En poursuivant l’effort de construction du SIG historique, mon projet consiste, d’une part, à intégrer des nouvelles données empiriques (issues d’archives municipales, notariales, paroissiales) afin étudier les dynamiques spatiales et sociales de plusieurs villes du Minas Gerais et d’autres régions de l’Amérique portugaise. L’enquête s’inscrivant sur la longue durée (un ou plusieurs siècles, selon les villes) et mobilisant des données lacunaires, parfois imprécises, et réparties de façon inégale dans le temps, il est nécessaire de mener une réflexion sur les méthodes de traitement, de modélisation et de visualisation des informations qui seraient les plus pertinentes du point de vue scientifique et technique, et capables de rendre explicite la part d’incertitude que comporte toute reconstruction géohistorique. D’autre part, j’effectuerai des études comparatives sur d’autres terrains coloniaux. Je m’intéresserai notamment aux rapports entre les statuts sociaux des habitants, la propriété foncière et les appartenances territoriales ; en effet, les implications sociales et politiques de la résidence dans une communauté urbaine – ce qui en Amérique hispanique est associé à la notion de vecino ou « citoyen » – est une question qui n’a pas encore assez retenu l’attention des historiens brésiliens.
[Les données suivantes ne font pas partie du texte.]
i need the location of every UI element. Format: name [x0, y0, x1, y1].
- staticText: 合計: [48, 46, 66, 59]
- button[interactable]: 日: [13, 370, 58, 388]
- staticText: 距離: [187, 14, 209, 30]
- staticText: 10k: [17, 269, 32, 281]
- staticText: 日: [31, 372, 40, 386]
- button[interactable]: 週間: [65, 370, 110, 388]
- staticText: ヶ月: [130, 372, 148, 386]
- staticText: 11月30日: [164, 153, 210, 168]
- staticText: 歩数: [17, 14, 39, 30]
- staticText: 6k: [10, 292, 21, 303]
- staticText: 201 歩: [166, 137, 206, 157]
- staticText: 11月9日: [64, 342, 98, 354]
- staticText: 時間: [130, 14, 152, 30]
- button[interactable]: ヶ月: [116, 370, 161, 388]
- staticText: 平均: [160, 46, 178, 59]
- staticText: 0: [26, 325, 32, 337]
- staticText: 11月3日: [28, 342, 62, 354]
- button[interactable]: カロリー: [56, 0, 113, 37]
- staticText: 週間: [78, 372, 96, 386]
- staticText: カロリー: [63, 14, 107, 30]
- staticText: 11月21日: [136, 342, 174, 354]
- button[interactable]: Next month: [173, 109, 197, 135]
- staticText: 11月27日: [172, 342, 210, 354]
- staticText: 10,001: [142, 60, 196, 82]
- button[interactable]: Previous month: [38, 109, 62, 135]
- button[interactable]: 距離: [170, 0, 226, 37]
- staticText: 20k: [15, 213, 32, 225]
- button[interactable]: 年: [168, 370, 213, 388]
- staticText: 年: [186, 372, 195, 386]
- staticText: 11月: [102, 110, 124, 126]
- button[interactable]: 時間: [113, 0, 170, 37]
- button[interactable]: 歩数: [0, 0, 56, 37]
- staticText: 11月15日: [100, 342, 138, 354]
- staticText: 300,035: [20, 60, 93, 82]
Cette partie du projet sera réalisée dans le cadre de différents programmes de recherche collectifs : le projet européen (Marie Curie Actions) Bahia 16-19 - Salvador da Bahia: American, European, and African forging of a colonial capital city (CRBC/MASCIPO-EHESS, Universidade Nova de Lisboa, Universidade Federal da Bahia) ; le projet franco-brésilien (Capes-Cofecub) Le bon gouvernement des peuples : hiérarchies sociales et représentation selon la politique catholique du XVIe au XVIIIe siècle (CRBC/MASCIPO-EHESS, Universidade Federal do Rio de Janeiro) ; le projet Sociétés nouvelles américaines en situation coloniale (coordonné par Cécile Vidal, CENA/MASCIPO).